Facebook Underreporting iOS Ad Results After Apple Privacy Change

Social networking giant Facebook says it is underreporting results of its advertising business on iOS devices after Apple privacy fight

Facebook has acknowledged the impact that Apple’s recent privacy change is having on its core advertising businesses.

In a blog post this week, Facebook said it is underreporting the results of its advertising business on Apple iOS devices by approximately 15 percent.

It comes after Apple implemented a privacy change this year – a move that was fiercely opposed by Facebook and the advertising industry.


App tracking

The issues stems from when Apple in April this year released its iOS 14.5 update, which required apps to ask for permission to track your activity online.

If an app was launched on a device running iOS 14.5, an “App Tracking Transparency” (ATT) label should display and ask the user whether they agree to let the app track them across other companies’ apps and websites.

Essentially, this ‘nutrition label’ explains to the user just what the app will do with their personal data. Consumers who opt-out of tracking will likely see fewer relevant adverts.

But this was a major concern for the mobile advertising industry, as well as companies such as Facebook, which could see advertising revenue decline as much as $3 billion annually.

Other firms are equally concerned, and Snapchat for example said it was exploring ways to circumvent Apple’s ban on tracking iPhone users.

Facebook however has been the most vocal opponent of the change, and launched an ad campaign last year slamming Apple, claiming the new technology would be “devastating” to smaller businesses.

In July last year a group of European digital advertising associations slammed Apple for not adhering to an ad-industry system for seeking user consent under European privacy rules.

Underreporting conversions

Now Facebook this week in its blog post acknowledged that the privacy changes from the iPhone maker has made it more expensive and difficult for brands to advertise on Facebook.

“The cost of achieving your business outcome may have increased and it’s also gotten harder to measure your campaigns on our platform,” Facebook admitted. “In some cases, this is due to underreporting on our part.”
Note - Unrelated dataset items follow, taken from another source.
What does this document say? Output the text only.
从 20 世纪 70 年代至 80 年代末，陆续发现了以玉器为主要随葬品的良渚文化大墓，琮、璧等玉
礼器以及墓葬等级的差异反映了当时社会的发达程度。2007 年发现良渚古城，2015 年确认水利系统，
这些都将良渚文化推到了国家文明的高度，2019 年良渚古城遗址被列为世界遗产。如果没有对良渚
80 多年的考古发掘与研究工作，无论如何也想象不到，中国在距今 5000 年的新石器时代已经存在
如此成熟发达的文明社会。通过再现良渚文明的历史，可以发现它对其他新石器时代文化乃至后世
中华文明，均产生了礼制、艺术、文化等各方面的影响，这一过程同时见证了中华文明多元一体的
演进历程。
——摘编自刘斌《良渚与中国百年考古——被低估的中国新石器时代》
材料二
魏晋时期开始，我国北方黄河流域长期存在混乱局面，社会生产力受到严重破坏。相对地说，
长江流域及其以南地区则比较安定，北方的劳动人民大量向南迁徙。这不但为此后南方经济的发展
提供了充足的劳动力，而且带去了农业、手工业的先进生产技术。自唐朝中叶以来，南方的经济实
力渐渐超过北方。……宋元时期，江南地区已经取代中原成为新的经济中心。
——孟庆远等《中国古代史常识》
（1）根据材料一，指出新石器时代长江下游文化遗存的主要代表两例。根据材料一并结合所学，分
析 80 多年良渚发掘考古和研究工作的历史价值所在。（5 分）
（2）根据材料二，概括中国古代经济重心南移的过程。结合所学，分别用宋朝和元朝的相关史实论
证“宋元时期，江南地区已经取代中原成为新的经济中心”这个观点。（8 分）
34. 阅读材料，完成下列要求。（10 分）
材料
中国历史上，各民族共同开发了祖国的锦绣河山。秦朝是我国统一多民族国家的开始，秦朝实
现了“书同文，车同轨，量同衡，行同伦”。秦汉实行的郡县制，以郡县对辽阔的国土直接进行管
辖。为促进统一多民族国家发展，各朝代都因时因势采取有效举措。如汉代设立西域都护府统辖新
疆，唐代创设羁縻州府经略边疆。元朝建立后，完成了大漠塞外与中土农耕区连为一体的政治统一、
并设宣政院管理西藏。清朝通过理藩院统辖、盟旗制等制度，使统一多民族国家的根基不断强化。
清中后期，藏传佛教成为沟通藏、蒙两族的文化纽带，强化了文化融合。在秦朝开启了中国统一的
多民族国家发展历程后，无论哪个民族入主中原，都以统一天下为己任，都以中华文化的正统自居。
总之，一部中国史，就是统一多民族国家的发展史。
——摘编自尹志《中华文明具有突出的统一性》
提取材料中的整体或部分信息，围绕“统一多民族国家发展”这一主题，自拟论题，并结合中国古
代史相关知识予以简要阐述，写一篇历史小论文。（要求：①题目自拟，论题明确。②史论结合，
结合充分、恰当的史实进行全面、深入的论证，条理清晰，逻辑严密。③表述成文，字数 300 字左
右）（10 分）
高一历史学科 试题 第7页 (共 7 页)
“Our estimate is that in aggregate we are underreporting iOS web conversions by approximately 15 percent; however there is a broad range for individual advertisers,” it added. “We believe that real world conversions, like sales and app installs, are higher than what is being reported for many advertisers. We are committed to helping you better measure these outcomes and improve your performance.”

In the blog post, Facebook outlined a number of steps advertisers should take to better measure the results of their ads.

The platform also said it is investing in new tools and capabilities to help brands with their marketing amid the Apple changes.

“We are confident the actions above will continue to provide even more value to you over time,” said Facebook. “Our top priority is making sure that you’re able to reach current and new customers, drive your marketing objectives and measure the performance of your advertising campaigns while helping you honour customers’ choices around privacy.”